Май у нас нынче особенно душист и радошен. На воле, за городом, так хорошо, свежо, нарядно и благоуханно, что, кажется, век бы не вышел оттуда. Поля в ином месте уже покрыты сильными зеленями, в другом еще сверкают черноватыми полосами только что взрыхленной земли, деревья одеты довольно густою, но еще молодою, искрасна-зеленою листвою, воздух влажен и весь проникнут испарениями нежащейся на весеннем солнце земли; в синем небе не видно ни облачка, и все оно словно играет, словно сверкает, но не тем давящим сверканием, каким бывает облито знойное июльское небо, а каким-то мягким, ласковым, радостным, точно милое, улыбающееся лицо ребенка, только что освеженное студеной водою; в пространстве волнами ходят звуки, бог весть откуда и кем заносимые; радостные и торжествующие, они сплошным гулом стелются по земле, словно сама всецелая природа в этих звуках стонет под бременем внутренней силы и ликования. И неизвестно, посредством какого тайного процесса все это ликование, все это цветение, вся эта сила, звучность и ясность вдруг переходят внутрь человека, и делается ему так легко, так хорошо жить на свете, что даже душа как будто играть начинает… право!

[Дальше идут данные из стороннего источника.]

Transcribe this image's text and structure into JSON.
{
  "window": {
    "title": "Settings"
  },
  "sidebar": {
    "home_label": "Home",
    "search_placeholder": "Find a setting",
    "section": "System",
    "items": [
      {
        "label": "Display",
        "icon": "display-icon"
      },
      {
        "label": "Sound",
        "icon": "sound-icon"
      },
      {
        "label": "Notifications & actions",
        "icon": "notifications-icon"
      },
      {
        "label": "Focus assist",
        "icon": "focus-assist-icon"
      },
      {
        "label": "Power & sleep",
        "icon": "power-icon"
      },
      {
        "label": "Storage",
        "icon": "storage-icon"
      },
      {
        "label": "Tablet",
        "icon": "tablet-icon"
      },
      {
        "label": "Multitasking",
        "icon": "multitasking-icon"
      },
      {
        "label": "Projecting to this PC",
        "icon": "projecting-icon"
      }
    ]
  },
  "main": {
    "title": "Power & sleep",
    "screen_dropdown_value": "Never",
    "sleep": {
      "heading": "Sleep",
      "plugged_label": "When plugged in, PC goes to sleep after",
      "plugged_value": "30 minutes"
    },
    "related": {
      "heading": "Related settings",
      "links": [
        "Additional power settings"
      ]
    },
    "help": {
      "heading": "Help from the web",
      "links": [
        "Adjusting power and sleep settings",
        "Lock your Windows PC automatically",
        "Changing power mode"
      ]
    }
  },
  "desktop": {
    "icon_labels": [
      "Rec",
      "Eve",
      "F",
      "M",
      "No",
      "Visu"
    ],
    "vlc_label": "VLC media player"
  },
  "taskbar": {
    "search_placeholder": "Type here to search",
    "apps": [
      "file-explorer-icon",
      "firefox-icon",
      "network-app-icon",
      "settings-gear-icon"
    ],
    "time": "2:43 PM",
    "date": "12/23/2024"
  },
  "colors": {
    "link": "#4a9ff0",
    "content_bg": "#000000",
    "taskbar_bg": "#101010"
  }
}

Зато картина пустеющего города с каждым днем делается печальнее и печальнее. Замер последний звук польки, разыгранной усердным оркестром гарнизонного батальона, замерли балы, пикники, рауты и катанья; замерли таинственные речи более или менее любовного содержания, нашептываемые ловкими канцеляристами и обольстительными юристами училища правоведения во время кадрилей и мазурок; белая, едкая пыль густою стеною стоит на улицах; дорожные экипажи различных видов и свойств то и дело снуют по направлению к заставе, унося своих обладателей куда-то далеко-далеко, на лоно неумирающей природы и умирающего крепостного права; все суетится, все рвется вон из города.

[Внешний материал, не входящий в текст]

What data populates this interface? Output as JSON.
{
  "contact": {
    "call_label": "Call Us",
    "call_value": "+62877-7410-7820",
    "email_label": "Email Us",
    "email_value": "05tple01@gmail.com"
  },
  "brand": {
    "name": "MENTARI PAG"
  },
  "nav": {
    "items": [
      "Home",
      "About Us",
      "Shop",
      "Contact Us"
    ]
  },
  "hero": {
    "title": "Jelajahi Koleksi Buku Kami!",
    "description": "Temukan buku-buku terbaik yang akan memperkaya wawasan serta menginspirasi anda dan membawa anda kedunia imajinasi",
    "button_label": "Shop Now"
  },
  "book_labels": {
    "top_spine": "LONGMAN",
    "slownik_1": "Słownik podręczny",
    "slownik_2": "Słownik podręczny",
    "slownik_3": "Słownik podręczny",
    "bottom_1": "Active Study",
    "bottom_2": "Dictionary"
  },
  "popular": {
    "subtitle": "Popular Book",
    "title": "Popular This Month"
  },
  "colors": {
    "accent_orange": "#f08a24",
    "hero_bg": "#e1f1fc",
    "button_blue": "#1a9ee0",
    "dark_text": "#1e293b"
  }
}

Замерли и начатки нашего красноречия.

Да, и у нас оно выросло, это пресловутое древо красноречия, которым до сих пор мы любовались лишь издали; и у нас, под прохладною тенью его, уже многие приобрели для себя мир душевный и невозмутимость сердечную; и у нас, dieu merci,[72] болярин Сергий, насытившись вдоволь разъедающими речами раба божия Павла, может в веселии сердца своего воскликнуть: «Ах, черт возьми, кто бы мог думать, что у нас явятся такие ядовитые бестии!.. да ведь это Jules Favre pur sang!»[73] (только видимый с затылка, прибавлю я от себя), — да, и мы, наконец, с законною гордостью можем сболтнуть изумленной Европе, что в наших

…..parages
Le doux ramage[74] —

уже не мечта разгоряченного воображения, а настоящая, истинная истина!.. И если вам, о любители отечественного просвещения! доселе остается неизвестным сей достопримечательный факт, то это происходит оттого, что вы слишком охотно рассуждаете о свойствах буквы ижицы и из-за ижицы не замечаете обновляющейся России.

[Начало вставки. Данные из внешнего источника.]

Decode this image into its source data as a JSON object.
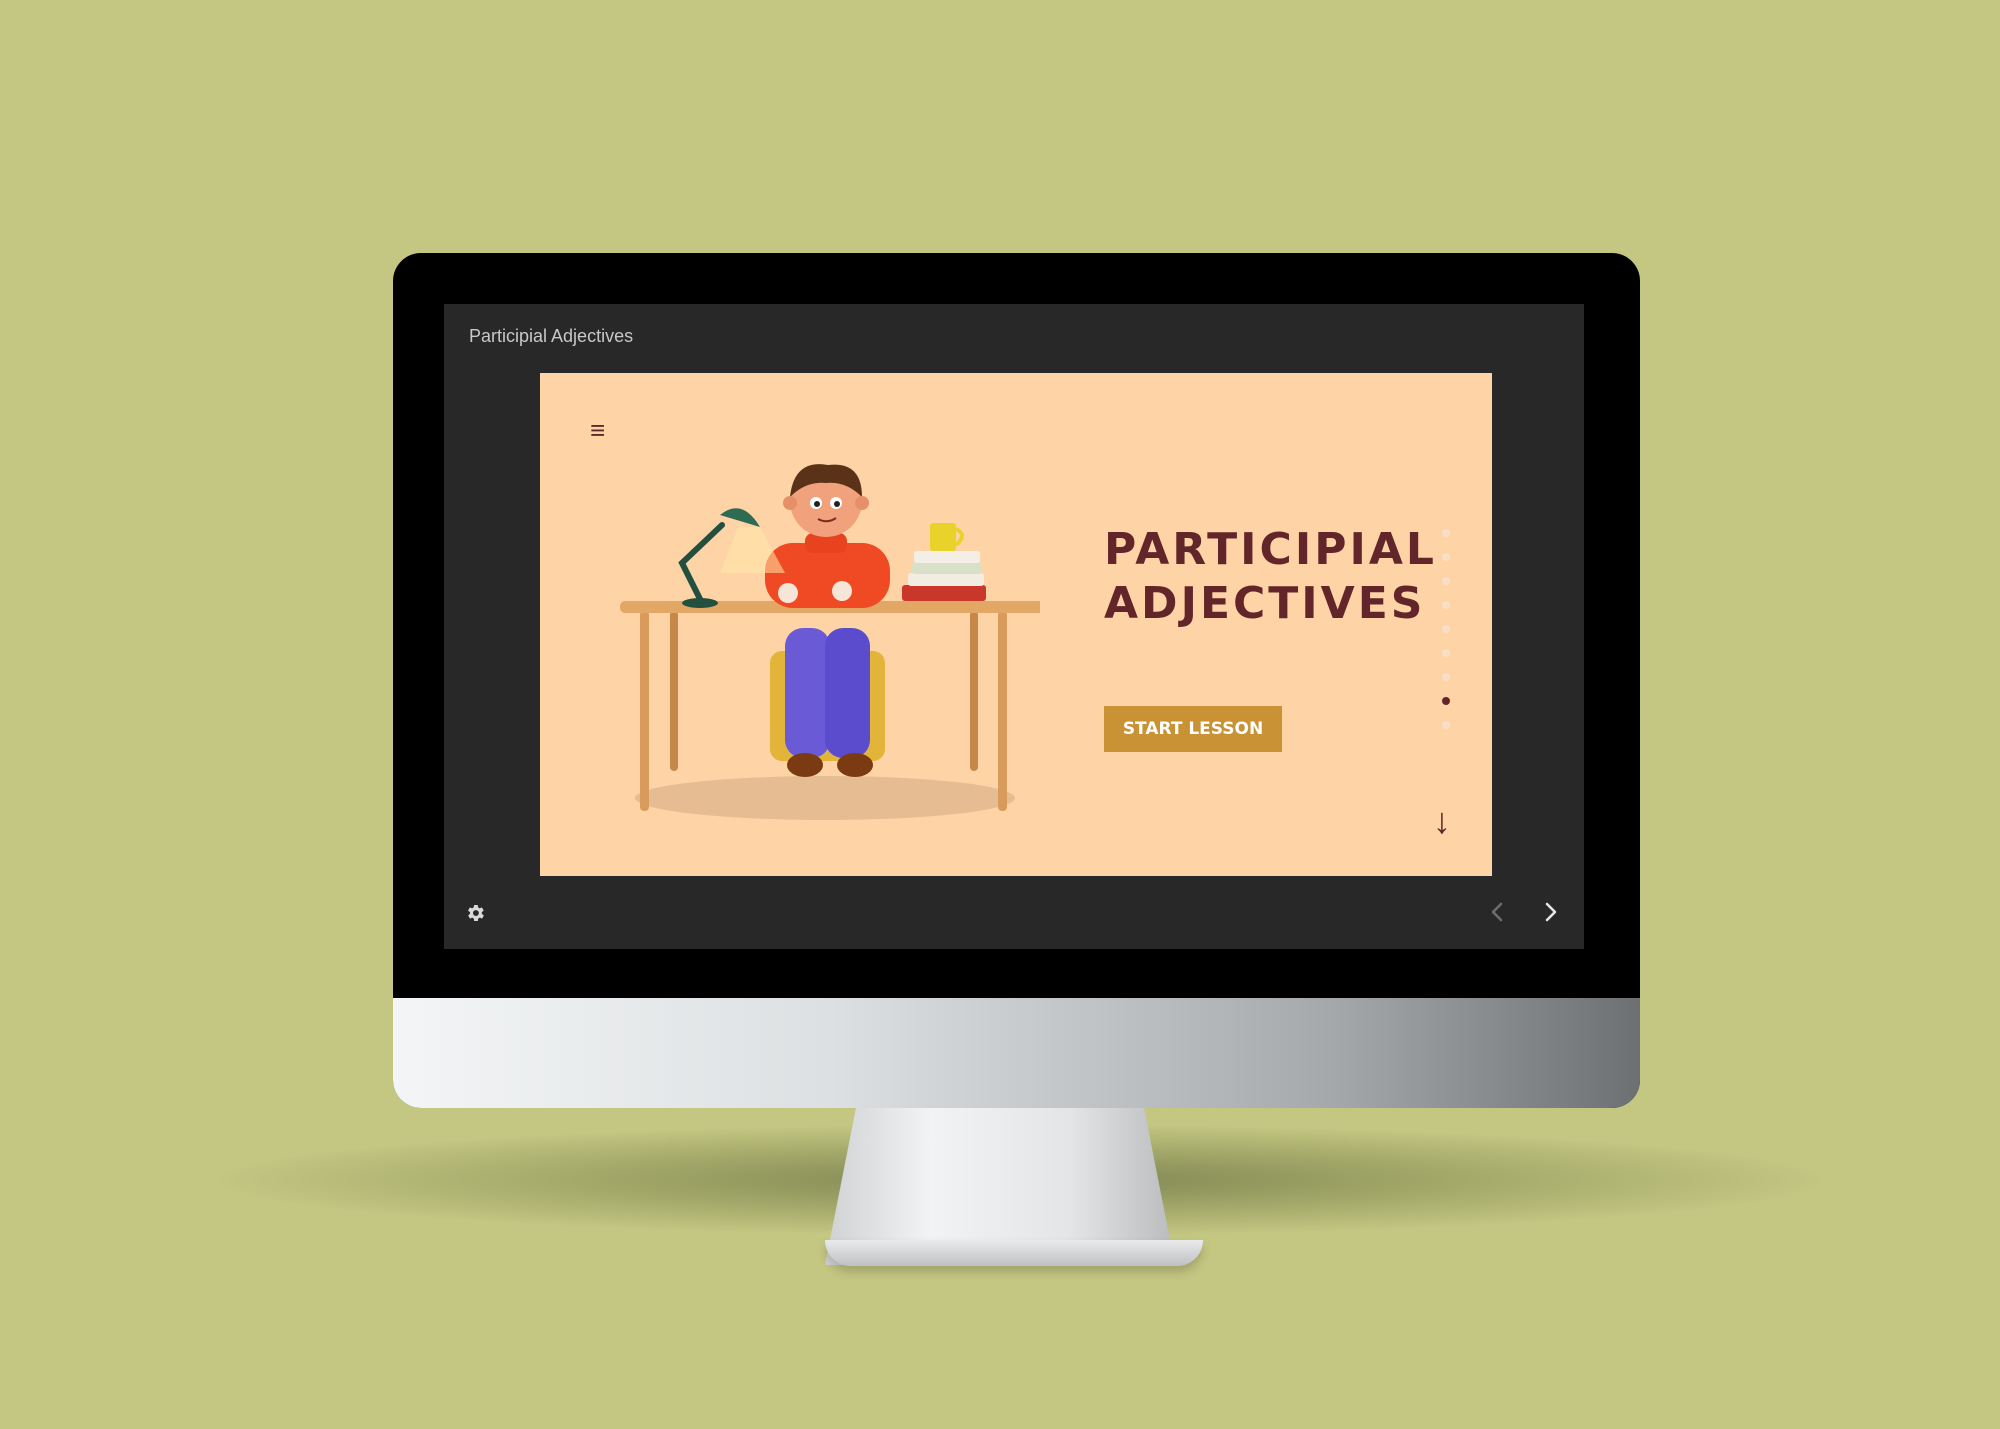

Что до меня, то я сам его видел, сам убедился в существовании этого милого растения, называемого древом красноречия, и, если хотите, могу даже сообщить вам «краткое» описание его. Почва, в которой лежат его корни, болотиста и злокачественна; ствол его жидок и тонок, но верхушка объемиста, и если не густа, то космата; листья бледны и бессочны, но снабжены колючками, которые если не наносят положительного вреда, то производят в субъекте, к ним прикасающемся, чесотку и волдыри. Вообще, это дитя хилое, больное, слабосильное и, несмотря на свои колючки, весьма безобидное. При малейшем дуновении ветра оно всей своей растрепанной массой приклоняется к земле и рабски-болезненно притом стонет. «Я безвреден! я безвреден! — слышится в этом жалобном стоне, — меня можно бить, и потому незачем убивать!» И ветры все дуют да дуют, а дерево все живет да живет, как будто для того, чтоб доказать нелепую мысль, что и в мраке есть свет и в смерти есть жизнь.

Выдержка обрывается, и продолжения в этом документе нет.